New Jersey Gov. Chris Christie (R) is not one of almost 40 featured speakers at next month’s Conservative Political Action Conference because he is “not being invited,” ABC News reports.
“The source would not answer why Christie, who is widely thought to be interested in the 2016 presidential race, would not be invited to the confab of conservative activists.”
Stu Rothenberg: “It’s far too early to know whether Democrats will have some, or even any, chance to win back the House next year; candidate recruitment has just begun, the number of retirements (and open seats) is uncertain and the president’s popularity more than 20 months from now is an open question. But we do know that history, as The New York Times‘ Nate Silver pointed out in a column last November, suggests that Democrats will have a very tough road to 218 seats.”
“Going back to the election of 1862, the only time the president’s party gained as many as 10 seats was, well, never. Even in 1934, the best showing by the president’s party in House elections since the Civil War, the president’s party gained only nine seats.”
Police have arrested a Colorado man for sending racially and sexually offensive e-mails to state Rep. Rhonda Fields (D), “including one that said he hoped she would meet the same fate as a congresswoman who was shot in the head,” the Denver Post reports.
One of the e-mails called Fields “pathetic” and also mentioned state Rep. Beth McCann (D). It said, “Hopefully somebody Giffords both of your asses with a gun…”
The man told police he was “just voicing some frustrations” about efforts to tighten state gun laws.
Rep. Walter Jones (R-NC) told a Libertarian conference over the weekend that former Vice President Dick Cheney would probably end up in hell for the Iraq War, the Huffington Postreports.
Said Jones: “Congress will not hold anyone to blame. Lyndon Johnson’s probably rotting in hell right now because of the Vietnam War, and he probably needs to move over for Dick Cheney.”
“Dozens of prominent Republicans — including top advisers to former President George W. Bush, four former governors and two members of Congress — have signed a legal brief arguing that gay people have a constitutional right to marry, a position that amounts to a direct challenge to Speaker John A. Boehner and reflects the civil war in the party since the November election,” the New York Times reports.
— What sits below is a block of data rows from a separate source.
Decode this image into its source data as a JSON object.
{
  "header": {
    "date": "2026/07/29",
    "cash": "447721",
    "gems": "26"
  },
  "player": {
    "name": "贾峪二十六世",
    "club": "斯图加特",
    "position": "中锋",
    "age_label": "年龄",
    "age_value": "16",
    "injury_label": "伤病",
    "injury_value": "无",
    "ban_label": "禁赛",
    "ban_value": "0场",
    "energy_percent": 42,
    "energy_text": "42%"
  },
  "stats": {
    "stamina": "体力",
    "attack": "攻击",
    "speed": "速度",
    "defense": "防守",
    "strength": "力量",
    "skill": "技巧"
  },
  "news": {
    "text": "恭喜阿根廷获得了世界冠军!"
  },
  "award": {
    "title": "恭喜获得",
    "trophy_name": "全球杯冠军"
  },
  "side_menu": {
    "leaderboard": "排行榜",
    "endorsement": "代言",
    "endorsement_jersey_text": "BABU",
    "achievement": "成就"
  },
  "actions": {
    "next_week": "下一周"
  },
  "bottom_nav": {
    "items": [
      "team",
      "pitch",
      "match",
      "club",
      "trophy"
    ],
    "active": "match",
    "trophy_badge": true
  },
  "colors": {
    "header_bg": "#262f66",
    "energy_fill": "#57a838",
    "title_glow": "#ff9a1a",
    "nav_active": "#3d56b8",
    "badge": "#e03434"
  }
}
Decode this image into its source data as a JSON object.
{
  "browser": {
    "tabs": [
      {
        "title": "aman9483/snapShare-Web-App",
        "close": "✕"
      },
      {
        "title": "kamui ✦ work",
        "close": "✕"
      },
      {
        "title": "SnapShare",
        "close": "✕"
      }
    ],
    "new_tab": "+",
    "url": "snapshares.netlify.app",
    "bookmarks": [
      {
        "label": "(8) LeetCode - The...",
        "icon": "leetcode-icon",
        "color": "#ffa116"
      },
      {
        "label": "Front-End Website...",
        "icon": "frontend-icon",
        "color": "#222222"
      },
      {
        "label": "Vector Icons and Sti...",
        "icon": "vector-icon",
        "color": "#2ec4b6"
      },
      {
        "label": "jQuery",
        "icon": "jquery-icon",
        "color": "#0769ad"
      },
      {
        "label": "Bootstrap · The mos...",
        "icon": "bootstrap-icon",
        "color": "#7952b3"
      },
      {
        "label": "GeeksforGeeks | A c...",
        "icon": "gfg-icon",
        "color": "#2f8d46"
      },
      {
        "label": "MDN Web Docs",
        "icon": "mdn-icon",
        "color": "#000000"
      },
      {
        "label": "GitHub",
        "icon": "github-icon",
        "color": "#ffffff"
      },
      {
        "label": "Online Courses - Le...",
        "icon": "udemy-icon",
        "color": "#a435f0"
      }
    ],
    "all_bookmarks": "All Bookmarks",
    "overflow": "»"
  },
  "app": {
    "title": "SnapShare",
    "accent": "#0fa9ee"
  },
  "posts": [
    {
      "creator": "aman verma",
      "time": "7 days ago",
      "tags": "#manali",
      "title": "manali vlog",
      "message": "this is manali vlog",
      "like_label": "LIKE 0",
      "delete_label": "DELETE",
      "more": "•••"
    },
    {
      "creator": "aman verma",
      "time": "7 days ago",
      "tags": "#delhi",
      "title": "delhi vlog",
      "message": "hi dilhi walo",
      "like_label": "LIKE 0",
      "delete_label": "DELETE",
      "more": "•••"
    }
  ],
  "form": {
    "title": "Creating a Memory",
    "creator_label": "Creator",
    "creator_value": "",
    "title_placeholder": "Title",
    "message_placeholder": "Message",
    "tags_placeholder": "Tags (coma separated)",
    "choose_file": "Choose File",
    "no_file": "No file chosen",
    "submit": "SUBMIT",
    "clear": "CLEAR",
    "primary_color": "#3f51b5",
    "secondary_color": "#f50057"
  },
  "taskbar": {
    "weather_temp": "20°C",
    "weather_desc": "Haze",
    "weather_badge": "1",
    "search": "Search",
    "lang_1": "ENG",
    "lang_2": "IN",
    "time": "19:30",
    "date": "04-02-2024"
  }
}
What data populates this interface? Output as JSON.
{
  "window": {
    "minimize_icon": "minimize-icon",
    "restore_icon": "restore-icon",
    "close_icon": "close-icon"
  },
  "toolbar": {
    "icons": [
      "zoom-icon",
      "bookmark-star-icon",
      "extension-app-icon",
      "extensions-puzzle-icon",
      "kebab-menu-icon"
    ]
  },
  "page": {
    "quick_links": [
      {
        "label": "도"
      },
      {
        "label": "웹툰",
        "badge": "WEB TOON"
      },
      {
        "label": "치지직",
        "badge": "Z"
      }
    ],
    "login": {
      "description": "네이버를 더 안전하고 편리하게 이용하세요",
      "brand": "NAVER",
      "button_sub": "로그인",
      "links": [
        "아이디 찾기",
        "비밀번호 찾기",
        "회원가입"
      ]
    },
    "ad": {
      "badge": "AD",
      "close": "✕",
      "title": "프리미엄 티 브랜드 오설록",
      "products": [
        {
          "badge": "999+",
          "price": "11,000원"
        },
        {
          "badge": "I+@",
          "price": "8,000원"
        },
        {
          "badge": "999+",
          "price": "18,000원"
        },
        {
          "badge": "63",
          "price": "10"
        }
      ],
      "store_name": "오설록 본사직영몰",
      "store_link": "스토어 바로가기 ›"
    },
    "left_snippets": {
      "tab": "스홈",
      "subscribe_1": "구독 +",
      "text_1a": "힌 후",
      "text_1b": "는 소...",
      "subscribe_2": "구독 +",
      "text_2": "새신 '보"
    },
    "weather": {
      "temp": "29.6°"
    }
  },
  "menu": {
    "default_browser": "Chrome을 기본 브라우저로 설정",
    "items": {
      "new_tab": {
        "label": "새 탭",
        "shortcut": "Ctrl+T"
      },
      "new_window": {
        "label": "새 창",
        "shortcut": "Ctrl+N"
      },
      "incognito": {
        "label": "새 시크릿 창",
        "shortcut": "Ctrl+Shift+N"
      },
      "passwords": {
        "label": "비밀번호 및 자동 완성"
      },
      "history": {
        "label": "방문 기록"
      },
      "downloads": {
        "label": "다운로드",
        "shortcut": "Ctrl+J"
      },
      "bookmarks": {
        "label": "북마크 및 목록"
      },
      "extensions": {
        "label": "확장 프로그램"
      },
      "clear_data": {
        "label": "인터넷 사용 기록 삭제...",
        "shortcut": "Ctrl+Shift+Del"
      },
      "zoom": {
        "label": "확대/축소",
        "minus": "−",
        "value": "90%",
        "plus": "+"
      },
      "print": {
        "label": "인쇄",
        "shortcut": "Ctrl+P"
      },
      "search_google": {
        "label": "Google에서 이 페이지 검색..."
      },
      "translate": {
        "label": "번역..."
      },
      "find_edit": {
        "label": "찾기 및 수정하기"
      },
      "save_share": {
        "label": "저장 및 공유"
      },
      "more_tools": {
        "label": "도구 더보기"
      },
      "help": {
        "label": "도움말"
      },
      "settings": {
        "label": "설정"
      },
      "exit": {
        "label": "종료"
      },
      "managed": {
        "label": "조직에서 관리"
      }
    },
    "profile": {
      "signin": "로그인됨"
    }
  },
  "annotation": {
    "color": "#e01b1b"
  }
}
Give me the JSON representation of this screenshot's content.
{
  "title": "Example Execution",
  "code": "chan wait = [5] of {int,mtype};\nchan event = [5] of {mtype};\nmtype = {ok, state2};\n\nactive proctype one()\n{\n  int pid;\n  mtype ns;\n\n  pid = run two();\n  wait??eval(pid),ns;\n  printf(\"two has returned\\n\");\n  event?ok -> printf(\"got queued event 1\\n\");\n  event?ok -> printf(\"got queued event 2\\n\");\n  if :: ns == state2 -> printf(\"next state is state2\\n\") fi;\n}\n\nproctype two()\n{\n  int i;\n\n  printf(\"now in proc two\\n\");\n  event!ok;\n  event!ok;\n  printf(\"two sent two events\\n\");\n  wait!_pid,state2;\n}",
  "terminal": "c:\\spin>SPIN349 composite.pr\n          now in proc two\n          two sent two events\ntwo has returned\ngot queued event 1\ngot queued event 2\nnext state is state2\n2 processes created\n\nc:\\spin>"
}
The Supreme Court next month will hear back-to-back arguments in a suit seeking to strike down Proposition 8, a California ballot initiative barring same-sex marriage, and another case that challenges the 1996 federal Defense of Marriage Act.”
“Legal analysts said the brief had the potential to sway conservative justices as much for the prominent names attached to it as for its legal arguments.”